Growing up in Coventry, RI, torpedos were a mainstay of my childhood. The church served them at every festival and bingo night, and my mom and grandmother both made them. When I grew up, I was surprised to find that people in other parts of the state had no idea what they were - maybe it was just a Pawtuxet Valley thing, which is putting a really fine pont on "local" food! Yet in Woonsocket, they have dynamites which I believe is the same thing, from how I've heard them described..
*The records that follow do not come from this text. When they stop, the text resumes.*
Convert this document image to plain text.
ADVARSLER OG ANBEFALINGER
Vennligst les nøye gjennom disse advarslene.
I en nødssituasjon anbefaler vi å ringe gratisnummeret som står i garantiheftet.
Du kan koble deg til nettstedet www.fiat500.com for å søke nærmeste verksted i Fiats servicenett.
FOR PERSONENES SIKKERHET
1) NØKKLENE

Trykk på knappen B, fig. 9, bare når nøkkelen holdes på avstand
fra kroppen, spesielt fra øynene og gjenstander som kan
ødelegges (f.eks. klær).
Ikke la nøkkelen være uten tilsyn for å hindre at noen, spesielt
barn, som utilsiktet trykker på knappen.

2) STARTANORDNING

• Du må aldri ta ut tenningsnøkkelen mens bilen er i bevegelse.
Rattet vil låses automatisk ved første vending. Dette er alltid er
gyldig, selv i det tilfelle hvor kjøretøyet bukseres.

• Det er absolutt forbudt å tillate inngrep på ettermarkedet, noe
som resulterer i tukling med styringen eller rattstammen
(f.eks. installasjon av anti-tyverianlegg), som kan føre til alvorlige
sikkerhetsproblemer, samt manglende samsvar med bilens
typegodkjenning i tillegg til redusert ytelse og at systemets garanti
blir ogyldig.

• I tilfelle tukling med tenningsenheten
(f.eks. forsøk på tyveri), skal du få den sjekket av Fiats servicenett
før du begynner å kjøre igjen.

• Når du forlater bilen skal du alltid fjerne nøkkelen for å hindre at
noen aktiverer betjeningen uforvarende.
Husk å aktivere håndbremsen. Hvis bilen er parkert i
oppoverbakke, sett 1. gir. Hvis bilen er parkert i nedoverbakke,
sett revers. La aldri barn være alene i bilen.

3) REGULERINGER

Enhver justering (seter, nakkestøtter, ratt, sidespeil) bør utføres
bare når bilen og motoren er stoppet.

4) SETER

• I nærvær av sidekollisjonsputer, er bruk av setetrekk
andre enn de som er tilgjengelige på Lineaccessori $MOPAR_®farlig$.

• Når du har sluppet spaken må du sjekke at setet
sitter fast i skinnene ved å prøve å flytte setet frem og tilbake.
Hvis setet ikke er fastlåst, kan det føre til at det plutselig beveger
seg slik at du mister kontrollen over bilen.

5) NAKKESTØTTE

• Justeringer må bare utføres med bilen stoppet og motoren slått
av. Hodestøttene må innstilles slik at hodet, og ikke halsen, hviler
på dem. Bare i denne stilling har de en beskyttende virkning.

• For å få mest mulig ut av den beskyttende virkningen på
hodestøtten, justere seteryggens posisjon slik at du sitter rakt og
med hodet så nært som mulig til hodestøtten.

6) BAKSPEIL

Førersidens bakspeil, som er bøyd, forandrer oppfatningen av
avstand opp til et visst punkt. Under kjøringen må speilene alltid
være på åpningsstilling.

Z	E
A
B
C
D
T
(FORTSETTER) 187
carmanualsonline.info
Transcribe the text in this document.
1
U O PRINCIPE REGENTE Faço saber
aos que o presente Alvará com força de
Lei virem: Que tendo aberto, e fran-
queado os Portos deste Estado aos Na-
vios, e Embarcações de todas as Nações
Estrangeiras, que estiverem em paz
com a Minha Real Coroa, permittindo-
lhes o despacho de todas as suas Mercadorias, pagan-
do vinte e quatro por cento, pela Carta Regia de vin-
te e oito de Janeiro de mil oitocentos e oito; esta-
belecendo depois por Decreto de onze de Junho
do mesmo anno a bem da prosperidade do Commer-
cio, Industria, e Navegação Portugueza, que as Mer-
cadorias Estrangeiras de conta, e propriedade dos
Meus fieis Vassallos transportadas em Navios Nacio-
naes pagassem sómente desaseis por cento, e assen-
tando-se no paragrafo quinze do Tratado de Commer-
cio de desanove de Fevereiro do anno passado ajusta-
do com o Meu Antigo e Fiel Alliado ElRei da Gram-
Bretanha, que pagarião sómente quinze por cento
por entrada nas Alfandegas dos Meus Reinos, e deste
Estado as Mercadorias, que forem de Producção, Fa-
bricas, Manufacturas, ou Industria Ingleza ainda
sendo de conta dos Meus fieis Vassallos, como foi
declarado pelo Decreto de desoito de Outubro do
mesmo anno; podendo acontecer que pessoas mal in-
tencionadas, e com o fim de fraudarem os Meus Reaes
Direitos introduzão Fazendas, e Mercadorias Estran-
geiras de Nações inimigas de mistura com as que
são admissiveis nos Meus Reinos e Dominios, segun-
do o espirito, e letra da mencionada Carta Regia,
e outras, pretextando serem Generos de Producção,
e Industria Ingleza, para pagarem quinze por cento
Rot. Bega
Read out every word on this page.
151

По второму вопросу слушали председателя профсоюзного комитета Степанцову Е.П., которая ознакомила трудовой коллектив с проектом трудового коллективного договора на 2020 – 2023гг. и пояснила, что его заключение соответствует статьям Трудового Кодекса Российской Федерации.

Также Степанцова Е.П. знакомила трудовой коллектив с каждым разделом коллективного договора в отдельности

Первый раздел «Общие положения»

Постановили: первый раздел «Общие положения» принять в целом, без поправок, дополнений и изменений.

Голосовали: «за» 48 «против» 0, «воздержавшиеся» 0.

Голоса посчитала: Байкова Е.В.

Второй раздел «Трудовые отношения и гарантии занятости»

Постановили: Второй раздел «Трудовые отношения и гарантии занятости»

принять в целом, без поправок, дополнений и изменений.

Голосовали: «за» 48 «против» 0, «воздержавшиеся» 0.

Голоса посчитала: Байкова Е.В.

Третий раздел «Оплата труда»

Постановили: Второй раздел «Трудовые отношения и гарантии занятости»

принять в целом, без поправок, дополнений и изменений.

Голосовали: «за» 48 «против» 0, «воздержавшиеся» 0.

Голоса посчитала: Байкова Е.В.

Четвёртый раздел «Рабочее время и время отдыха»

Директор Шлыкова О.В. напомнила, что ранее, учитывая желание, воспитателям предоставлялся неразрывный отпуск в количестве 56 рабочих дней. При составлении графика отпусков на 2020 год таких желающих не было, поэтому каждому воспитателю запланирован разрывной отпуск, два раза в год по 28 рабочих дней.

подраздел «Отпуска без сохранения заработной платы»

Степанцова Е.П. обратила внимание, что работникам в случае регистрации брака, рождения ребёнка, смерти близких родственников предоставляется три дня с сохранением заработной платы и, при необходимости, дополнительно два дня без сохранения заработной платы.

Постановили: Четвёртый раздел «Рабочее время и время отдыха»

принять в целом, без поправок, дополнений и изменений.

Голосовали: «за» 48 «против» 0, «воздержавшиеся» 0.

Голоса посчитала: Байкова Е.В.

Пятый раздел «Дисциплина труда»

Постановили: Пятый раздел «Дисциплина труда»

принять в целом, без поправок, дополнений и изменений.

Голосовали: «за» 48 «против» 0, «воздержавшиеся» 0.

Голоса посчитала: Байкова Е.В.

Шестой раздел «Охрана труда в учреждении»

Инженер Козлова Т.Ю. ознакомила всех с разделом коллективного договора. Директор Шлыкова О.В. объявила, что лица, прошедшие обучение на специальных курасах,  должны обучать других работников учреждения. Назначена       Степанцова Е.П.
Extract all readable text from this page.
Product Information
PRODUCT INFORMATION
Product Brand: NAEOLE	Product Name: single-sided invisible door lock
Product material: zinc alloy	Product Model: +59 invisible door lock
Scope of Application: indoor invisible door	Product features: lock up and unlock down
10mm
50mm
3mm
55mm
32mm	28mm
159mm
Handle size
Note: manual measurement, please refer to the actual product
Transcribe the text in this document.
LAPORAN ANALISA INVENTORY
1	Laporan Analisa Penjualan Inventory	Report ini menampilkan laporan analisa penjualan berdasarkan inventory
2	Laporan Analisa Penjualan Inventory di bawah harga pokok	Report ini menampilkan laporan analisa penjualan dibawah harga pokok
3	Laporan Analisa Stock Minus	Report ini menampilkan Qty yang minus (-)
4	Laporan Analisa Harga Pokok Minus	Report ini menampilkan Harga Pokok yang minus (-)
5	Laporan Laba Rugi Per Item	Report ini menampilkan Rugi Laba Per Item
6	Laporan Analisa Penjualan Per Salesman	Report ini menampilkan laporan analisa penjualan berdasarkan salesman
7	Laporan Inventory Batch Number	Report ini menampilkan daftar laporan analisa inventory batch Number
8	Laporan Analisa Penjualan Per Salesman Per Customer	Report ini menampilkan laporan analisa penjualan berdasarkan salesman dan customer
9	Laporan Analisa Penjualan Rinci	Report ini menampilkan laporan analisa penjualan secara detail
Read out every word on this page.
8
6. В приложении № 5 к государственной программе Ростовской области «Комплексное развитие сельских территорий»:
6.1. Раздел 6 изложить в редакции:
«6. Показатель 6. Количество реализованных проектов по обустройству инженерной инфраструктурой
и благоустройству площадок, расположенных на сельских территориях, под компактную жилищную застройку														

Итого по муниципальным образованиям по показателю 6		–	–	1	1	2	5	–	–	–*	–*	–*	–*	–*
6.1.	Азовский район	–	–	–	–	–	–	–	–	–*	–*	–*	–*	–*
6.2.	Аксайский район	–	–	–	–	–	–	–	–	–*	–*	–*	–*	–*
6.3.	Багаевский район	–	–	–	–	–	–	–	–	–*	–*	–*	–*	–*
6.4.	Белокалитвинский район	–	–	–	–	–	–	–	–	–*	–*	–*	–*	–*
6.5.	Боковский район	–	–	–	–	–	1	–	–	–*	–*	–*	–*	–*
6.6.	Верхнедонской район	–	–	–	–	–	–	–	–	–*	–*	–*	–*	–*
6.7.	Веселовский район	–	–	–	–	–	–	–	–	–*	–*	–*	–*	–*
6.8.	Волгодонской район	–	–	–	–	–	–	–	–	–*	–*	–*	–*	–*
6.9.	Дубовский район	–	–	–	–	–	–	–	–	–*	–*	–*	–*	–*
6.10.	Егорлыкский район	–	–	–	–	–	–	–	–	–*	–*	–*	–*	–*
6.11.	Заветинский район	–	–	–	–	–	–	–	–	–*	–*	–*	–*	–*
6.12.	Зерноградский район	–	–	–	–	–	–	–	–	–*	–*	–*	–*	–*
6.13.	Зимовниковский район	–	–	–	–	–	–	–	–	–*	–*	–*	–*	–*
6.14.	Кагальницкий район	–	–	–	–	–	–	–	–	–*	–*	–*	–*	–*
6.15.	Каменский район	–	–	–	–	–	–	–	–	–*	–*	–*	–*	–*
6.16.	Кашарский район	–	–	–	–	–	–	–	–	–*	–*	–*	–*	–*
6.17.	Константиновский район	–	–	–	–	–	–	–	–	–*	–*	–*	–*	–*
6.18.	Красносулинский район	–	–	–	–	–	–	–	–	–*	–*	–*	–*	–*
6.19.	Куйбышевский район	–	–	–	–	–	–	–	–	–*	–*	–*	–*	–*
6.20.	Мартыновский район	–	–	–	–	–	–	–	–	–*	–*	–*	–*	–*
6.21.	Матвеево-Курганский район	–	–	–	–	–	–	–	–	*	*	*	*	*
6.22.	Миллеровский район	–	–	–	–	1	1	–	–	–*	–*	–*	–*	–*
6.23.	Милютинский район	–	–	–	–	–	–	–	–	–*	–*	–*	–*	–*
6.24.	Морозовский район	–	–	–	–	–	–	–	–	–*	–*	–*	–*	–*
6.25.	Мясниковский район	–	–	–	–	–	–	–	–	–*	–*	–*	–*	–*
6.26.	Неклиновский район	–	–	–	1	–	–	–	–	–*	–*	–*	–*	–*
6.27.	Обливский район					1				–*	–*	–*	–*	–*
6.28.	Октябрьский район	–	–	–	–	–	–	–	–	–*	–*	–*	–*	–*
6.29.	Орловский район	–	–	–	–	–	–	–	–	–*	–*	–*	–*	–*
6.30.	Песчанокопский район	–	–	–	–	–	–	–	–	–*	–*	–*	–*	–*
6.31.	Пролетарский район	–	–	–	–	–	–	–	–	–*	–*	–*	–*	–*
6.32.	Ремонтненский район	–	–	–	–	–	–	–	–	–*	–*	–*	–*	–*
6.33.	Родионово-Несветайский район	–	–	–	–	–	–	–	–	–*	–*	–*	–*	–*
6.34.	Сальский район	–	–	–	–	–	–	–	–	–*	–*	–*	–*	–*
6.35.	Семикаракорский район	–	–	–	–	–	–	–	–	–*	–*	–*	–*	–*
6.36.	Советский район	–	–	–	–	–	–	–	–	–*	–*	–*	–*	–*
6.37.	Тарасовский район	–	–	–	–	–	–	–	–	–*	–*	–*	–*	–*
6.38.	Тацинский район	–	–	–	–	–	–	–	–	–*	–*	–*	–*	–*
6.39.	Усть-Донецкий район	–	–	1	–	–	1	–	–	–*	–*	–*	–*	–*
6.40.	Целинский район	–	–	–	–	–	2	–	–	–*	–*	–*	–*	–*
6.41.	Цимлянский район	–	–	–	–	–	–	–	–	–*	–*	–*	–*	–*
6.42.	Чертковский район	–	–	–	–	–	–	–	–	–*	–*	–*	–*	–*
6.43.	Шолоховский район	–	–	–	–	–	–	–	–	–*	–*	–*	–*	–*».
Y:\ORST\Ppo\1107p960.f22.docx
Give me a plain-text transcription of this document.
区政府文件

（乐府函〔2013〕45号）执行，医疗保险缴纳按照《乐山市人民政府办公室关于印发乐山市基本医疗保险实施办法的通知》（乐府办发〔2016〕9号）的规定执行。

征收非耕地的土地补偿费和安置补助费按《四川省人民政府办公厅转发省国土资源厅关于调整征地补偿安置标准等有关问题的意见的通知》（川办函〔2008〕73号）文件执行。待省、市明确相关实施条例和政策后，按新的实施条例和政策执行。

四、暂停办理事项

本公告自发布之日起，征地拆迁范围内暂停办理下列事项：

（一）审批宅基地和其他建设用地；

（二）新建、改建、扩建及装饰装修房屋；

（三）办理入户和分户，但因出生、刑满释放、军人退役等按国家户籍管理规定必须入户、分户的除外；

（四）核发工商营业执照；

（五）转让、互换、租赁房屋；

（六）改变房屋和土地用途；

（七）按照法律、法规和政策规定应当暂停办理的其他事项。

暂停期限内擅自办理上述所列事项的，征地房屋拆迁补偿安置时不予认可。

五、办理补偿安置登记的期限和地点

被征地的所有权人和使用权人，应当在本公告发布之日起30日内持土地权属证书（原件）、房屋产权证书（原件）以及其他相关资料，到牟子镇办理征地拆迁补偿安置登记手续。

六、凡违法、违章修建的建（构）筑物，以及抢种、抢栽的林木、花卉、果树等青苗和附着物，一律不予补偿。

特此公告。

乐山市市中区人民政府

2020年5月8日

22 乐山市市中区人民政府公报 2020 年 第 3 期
Anyway, a torpedo wasn't just anothe word for grinder or sub to us. It was a specific kind of sandwich, eaten in a torpedo roll, natch. My recipe calls for a couple of pounds of ground beef cooked with a few chopped bell peppers, a chopped onion, several minced cloves of garlic, crushed red pepper flakes and a small can of tomato paste, cooked for a couple of hours with a little bit of water. Best served with potato chips! That may sound like a sloppy joe to you, but it's really not close at all - it's spicy, not sweet.
Can anyone tell me whether a Woonsocket dynomite is the same thing, or is that different? I'm curious as to the geographic range of the torpedo vs the dynomite, versus those Southern New Englanders who've never had either, so please give your hometown a shout out and help me with this little research project, lol!